Humoral cross-reactivity between Zika and dengue viruses: implications for protection and pathology

Abstract

Zika virus (ZIKV) is a re-emerging mosquito-borne flavivirus that has recently caused extensive outbreaks in Central and South America and the Caribbean. Given its association with Guillain-Barré syndrome in adults and neurological and ocular malformities in neonates, ZIKV has become a pathogen of significant public health concern worldwide. ZIKV shares a considerable degree of genetic identity and structural homology with other flaviviruses, including dengue virus (DENV). In particular, the surface glycoprotein envelope (E), which is involved in viral fusion and entry and is therefore a chief target for neutralizing antibody responses, contains regions that are highly conserved between the two viruses. This results in immunological cross-reactivity, which in the context of prior DENV exposure, may have significant implications for the generation of immune responses to ZIKV and affect disease outcomes.

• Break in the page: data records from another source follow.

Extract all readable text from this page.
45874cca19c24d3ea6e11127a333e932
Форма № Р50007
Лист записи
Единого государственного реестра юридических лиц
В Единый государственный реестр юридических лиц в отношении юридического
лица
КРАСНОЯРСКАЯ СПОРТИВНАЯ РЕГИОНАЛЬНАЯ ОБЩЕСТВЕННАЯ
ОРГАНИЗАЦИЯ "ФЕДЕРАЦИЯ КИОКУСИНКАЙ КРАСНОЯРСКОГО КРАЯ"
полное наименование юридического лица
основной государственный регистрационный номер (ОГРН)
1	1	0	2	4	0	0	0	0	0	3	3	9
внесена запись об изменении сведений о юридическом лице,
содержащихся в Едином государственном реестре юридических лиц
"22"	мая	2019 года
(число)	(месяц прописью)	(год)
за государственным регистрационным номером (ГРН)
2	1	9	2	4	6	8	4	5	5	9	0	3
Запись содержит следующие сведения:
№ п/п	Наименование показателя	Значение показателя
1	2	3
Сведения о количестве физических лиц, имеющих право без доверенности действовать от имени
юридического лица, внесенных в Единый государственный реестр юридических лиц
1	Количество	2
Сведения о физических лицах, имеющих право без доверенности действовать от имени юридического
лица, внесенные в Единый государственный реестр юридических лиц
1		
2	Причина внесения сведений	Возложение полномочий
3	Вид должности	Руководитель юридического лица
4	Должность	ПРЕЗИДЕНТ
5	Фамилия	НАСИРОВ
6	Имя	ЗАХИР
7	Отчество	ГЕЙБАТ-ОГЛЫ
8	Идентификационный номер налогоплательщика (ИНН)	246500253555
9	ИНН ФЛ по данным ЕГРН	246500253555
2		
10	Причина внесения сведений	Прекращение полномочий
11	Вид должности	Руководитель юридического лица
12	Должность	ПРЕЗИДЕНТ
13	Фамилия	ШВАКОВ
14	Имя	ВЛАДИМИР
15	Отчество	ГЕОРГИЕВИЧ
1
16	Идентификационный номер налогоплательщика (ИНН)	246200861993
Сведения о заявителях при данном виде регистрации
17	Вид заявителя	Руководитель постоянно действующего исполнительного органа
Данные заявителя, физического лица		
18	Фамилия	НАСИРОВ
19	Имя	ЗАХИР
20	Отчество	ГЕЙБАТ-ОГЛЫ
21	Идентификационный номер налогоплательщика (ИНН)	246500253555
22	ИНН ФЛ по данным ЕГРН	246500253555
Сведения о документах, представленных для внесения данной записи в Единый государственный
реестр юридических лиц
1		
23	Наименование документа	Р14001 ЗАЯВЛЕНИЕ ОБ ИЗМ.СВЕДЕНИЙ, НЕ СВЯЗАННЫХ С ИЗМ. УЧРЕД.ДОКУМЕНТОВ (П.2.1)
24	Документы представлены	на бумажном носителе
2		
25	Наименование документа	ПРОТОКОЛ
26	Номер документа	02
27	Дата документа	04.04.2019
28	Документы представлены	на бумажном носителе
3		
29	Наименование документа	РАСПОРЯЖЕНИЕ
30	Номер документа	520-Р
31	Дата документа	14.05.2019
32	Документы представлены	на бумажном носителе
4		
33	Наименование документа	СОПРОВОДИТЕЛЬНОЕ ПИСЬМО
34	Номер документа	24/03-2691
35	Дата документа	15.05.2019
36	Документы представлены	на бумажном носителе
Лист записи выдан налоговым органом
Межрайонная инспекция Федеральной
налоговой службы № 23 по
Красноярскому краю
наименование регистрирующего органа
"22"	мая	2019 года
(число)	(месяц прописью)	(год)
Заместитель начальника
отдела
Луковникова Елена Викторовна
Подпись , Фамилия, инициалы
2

Here we address the issue of humoral cross-reactivity between DENV and ZIKV, reviewing the evidence for and discussing the potential impact of this cross-recognition on the functional quality of antibody responses against ZIKV. These considerations are both timely and relevant to future vaccine design efforts, in view of the existing overlap in the distribution of ZIKV and DENV and the likely spread of ZIKV to additional DENV-naive and experienced populations.

Figure 1

The ZIKV particle and E protein dimer. Cryo-EM surface structures of (A) immature (PDB 5U4W) and (B) mature (PDB 5IRE) ZIKV. The E protein dimer is highlighted in a yellow box. (C) The ZIKV E protein dimer colored by its domain, EDI: red, EDII: yellow and EDIII: blue. The fusion loop is circled in orange. All structural figures in (A–C) were created using PyMol (Schrödinger LLC).

Figure 2

ZIKV and DENV E proteins share considerable sequence identity. (A) Phylogenetic tree, showing relatedness based on E protein sequence, created using MEGA7. The evolutionary history between the viruses was inferred by using the maximum likelihood method based on the JTT matrix-based model. The percentage of trees in which the associated viral sequences clustered together is shown next to the branches. Branches are drawn to scale, with lengths measured in the number of substitutions per site. (B) Heat map showing E protein sequence identity, generated with ggplot2 in R. Sequences were aligned in Geneious version 6.1. For (A) and (B), the ZIKV strains analyzed and their GenBank accession numbers are: PRVABC59: KU501215, MR766: AY632535, H/PF/2013: KJ776791, Yap/2007: EU545988 and SPH2015: KU321639. The DENV strains are DENV1 WestPac: U88535, DENV2 Tonga/72: AY744147.1, DENV3 Sleman/78: AY648961.1 and DENV4 Dominica/814669/1981: AF326573.1. In addition, the YFV strain Asibi: KF769016.1 was also included as an outgroup in the sequence analyses above.

Figure 3

Cross-reactive and ZIKV-specific mAbs binding their E protein epitopes. (A) Murine mAb 2A10G6 binding to the conserved fusion loop on a ZIKV E monomer. (B) Human mAb Z3L1 binding to a ZIKV-specific EDI epitope. (C) Human mAb C10 (ribbon structure) binding to a dimer-dependent epitope on E protein dimer. For (A–C), heavy and light chains of mAbs are colored red and pink, respectively. All residues conserved between DENV2 and ZIKV are colored orange. All figures were created using PyMol (Schrödinger LLC).